Jakarta –
Di lingkungan pesantren yang umumnya menganut budaya patriarki, tampilnya perempuan sebagai pemimpin tentu menjadi tak lazim. Tak heran bila kemudian terjadi cemoohan hingga pengucilan. Nyai Masriyah Amva selama bertahun-tahun mengalami hal itu ketika mulai memimpin Pesantren Kebon Jambu al-Islamy di Babakan Ciwaringin, Cirebon. Dia terpaksa menggantikan suaminya, KH Muhammad, yang meninggal dunia pada 2007.
“Satu persatu orang tua menjemput anaknya yang nyantri di sini. Para alumni dan pengurus pesantren pun diam-diam mencibir. Mereka memandang saya sebelah mata,” kenang Masriyah saat ditemui tim Blak-blakan detikcom, Jumat (9/4/2021).
Baca juga: Pencapaian Kesetaraan Gender Mundur di Masa Pandemi Corona Masriyah Amva Bila lelaki kuat dan berjaya karena bersandar kepada Allah, perempuan pun harus demikian. Di situlah akan terjadi kesetaraan manfaat, saling menghormati peran dan fungsi masing-masing.
“Saya yakin kesetaraan itu menguatkan bukan merusak agama,” kata alumnus Pesantren Al-Muayyad Solo, Pesantren Al-Badi’iyyah Pati, dan Pesantren Dar al-Lughah wa Da’wah di Bangil, Jawa Timur itu.
Pandangan tersebut tentu tak serta-merta diterima di lingkungan budaya patriarki. Ketika dia mulai menanamkan nilai-nilai kemandirian dan kesetaraan semacam itu kepada para santriwatinya, dia ditentang. Dianggap menyimpang dari doktrin agama dan budaya.
“Justru banyak sesama perempuan yang harusnya membantu saya untuk bangkit tapi karena ketakutan dengan kebangkitan saya lalu ditekan untuk hancur. Tapi saya tidak mau sebab ingin punya manfaat seperti laki-laki yang hebat,” tegasnya.
Perempuan kelahiran Cirebon, 13 Oktober 1961 itu mengaku semula dirinya pun sempat terpuruk ketika suaminya berpulang. Sekitar tiga bulan dia merasa separuh jiwanya hilang, masa depannya gelap. Hingga pada suatu waktu ego dan kesadarannya bangkit.
Saat itu Masriyah Amva melihat bila suami kehilangan isteri pada umumnya tetap tegar perkasa. Rupanya hal itu karena mereka bersandar pada kekuatan sang Khalik. Dirinya pun harus bersikap serupa. Tak ada yang patut menjadi sandaran hidup kecuali sang Pencipta itu sendiri.
“Ya Allah, hari ini kuangkat Engkau sebagai kekasih sebagaimana lelaki menjadikan-Mu sebagai kekasih. Aku berjanji akan berbuat lebih baik dan aku akan membuktikan bahwa Engkau lah yang terbaik dari suami saya atau dari semua makhluk lainnya,” katanya mengutip salah satu coretan di bukunya.
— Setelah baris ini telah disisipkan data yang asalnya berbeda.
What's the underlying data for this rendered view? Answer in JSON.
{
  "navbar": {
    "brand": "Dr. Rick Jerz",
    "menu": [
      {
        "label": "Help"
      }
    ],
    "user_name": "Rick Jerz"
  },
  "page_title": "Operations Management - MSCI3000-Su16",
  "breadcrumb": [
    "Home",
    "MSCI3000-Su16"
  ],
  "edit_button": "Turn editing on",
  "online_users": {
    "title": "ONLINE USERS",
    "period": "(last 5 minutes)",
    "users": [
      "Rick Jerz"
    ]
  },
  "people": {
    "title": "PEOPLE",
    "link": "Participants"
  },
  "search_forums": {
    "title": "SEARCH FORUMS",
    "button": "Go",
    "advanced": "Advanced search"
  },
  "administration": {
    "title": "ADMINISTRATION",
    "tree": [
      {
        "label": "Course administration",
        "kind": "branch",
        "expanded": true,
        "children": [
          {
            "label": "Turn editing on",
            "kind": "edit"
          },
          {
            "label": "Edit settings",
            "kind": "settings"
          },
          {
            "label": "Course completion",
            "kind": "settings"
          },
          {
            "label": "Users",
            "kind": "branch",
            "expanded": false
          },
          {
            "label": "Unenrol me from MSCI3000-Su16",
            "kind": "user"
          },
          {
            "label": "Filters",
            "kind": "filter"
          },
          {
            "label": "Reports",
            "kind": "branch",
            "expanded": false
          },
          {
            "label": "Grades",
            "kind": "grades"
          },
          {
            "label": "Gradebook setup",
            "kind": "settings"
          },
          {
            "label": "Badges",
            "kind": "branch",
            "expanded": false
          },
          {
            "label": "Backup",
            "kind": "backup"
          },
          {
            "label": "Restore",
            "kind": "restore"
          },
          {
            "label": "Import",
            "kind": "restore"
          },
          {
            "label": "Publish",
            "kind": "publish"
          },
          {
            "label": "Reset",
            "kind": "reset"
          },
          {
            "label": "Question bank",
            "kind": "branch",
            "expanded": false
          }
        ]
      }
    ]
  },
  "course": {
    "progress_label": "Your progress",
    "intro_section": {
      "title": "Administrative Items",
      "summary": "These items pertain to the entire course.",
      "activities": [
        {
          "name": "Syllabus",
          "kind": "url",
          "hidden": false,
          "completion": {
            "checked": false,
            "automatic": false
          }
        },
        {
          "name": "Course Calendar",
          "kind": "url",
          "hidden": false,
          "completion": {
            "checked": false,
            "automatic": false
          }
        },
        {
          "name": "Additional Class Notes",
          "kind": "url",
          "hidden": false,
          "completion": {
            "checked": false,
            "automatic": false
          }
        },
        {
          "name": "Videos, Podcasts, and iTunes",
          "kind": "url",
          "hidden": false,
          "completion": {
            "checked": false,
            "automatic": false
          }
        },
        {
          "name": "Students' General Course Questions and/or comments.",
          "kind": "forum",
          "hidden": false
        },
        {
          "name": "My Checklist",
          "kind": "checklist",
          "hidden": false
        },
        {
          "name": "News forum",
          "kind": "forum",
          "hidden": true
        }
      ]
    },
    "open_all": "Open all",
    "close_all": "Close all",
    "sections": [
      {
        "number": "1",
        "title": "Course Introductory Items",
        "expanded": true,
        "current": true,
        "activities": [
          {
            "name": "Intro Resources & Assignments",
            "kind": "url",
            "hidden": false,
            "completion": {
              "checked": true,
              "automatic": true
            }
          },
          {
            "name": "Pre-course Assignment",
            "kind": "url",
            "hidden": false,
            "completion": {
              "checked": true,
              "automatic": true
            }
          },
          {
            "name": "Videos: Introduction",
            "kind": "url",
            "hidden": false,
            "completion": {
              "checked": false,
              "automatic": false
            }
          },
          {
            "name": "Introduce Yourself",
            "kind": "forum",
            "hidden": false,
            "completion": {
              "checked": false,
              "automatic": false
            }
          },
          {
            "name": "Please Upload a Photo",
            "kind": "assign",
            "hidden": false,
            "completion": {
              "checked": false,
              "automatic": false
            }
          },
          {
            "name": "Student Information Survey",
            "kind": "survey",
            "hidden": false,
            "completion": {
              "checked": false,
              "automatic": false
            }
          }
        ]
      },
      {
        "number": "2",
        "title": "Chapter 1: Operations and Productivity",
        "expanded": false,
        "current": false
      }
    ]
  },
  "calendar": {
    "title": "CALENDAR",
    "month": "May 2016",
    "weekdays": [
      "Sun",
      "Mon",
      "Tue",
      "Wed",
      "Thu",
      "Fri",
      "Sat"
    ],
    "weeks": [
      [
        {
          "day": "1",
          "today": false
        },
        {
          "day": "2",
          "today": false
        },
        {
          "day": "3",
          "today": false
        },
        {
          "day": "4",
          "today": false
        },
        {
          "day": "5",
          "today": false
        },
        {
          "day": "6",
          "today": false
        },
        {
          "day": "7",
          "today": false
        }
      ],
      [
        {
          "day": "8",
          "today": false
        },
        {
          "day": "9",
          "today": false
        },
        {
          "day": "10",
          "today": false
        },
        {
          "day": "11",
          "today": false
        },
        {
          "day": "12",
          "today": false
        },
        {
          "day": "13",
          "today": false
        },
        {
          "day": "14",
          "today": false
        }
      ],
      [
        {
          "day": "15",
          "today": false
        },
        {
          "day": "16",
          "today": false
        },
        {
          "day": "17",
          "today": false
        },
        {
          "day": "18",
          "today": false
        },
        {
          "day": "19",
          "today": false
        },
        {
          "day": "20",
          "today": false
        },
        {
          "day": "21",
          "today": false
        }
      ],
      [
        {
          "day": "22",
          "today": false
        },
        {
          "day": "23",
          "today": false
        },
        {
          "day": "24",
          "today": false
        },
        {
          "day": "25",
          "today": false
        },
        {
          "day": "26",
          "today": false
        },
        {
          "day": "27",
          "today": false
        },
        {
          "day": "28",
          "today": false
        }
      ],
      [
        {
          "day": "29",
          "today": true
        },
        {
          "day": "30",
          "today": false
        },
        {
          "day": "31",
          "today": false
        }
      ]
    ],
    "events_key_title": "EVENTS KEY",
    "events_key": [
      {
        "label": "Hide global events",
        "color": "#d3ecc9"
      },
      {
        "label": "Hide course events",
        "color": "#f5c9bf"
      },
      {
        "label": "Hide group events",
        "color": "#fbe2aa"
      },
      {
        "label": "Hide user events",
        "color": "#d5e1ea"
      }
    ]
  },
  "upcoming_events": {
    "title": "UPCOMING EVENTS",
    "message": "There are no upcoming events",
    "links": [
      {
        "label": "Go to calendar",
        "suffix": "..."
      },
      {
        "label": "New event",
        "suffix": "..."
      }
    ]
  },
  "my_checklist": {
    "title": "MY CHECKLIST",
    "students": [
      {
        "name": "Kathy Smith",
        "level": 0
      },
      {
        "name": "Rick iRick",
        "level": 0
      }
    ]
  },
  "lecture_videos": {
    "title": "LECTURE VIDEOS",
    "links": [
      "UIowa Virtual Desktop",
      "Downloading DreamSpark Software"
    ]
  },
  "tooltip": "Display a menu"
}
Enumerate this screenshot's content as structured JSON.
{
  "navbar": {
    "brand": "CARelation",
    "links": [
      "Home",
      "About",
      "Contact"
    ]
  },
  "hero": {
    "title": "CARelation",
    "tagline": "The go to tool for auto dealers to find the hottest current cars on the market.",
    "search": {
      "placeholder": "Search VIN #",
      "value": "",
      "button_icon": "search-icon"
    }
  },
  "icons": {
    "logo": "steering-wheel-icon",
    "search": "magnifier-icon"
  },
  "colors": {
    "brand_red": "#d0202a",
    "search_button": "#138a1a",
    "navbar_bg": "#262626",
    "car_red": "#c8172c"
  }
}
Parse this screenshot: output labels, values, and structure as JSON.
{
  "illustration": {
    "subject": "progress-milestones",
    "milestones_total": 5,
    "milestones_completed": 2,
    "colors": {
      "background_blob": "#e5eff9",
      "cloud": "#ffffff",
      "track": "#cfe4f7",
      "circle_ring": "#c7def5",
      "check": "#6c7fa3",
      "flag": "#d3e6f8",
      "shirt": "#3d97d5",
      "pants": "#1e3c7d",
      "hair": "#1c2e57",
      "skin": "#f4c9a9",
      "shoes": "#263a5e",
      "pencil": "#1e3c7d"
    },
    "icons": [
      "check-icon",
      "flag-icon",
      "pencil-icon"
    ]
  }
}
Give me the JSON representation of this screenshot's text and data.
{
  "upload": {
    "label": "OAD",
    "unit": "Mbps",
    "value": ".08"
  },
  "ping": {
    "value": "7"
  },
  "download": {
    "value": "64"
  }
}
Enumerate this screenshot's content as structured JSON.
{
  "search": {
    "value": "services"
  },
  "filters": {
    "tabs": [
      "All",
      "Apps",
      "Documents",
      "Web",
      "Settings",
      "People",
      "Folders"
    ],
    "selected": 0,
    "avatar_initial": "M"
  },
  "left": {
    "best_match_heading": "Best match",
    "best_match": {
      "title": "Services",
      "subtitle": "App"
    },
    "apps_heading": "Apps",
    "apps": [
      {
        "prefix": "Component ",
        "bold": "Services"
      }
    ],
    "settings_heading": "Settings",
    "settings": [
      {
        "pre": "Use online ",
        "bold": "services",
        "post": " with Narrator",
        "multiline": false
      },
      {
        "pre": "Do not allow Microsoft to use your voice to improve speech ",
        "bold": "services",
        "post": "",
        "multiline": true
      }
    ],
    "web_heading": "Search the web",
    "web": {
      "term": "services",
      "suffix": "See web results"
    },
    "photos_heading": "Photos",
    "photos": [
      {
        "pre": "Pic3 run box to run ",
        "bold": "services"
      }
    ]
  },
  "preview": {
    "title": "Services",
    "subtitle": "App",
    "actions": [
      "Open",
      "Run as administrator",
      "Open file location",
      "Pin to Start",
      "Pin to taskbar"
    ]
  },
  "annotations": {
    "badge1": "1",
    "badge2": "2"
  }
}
Sejak 2007 Masriyah telah menerbitkan lebih dari 20 buku novel, puisi dan motivasi, serta ketuhanan.
Perlahan jumlah santrinya kembali bahkan terus bertambah hingga kini tercatat sekitar 1.700 orang. Bila sebelumnya proposal bantuan yang diajukan berkali-kali ditolak, bertahun kemudian banyak pihak mengulurkan bantuan tanpa dia harus mengajukannya.
Masriyah Amva menjelma bak Kartini masa kini. Tak cuma mengurusi pesantren, dia juga aktif di bidang pemberdayaan masyarakat, seperti organisasi pendampingan perempuan Mawar Balqis, kajian keagamaan Fahmina Institute, serta Muslimat Fatayat NU.
Eksistensi dan prestasinya sebagai pemimpin pesantren di tengah budaya patriaki perlahan diakui banyak pihak. Dua penghargaan, Albiruni Award untuk bidang dakwah melalui seni dan budaya pada 2012, dan SK Trimurti Award sebagai tokoh gender dan pluralis pada 2014 adalah buktinya.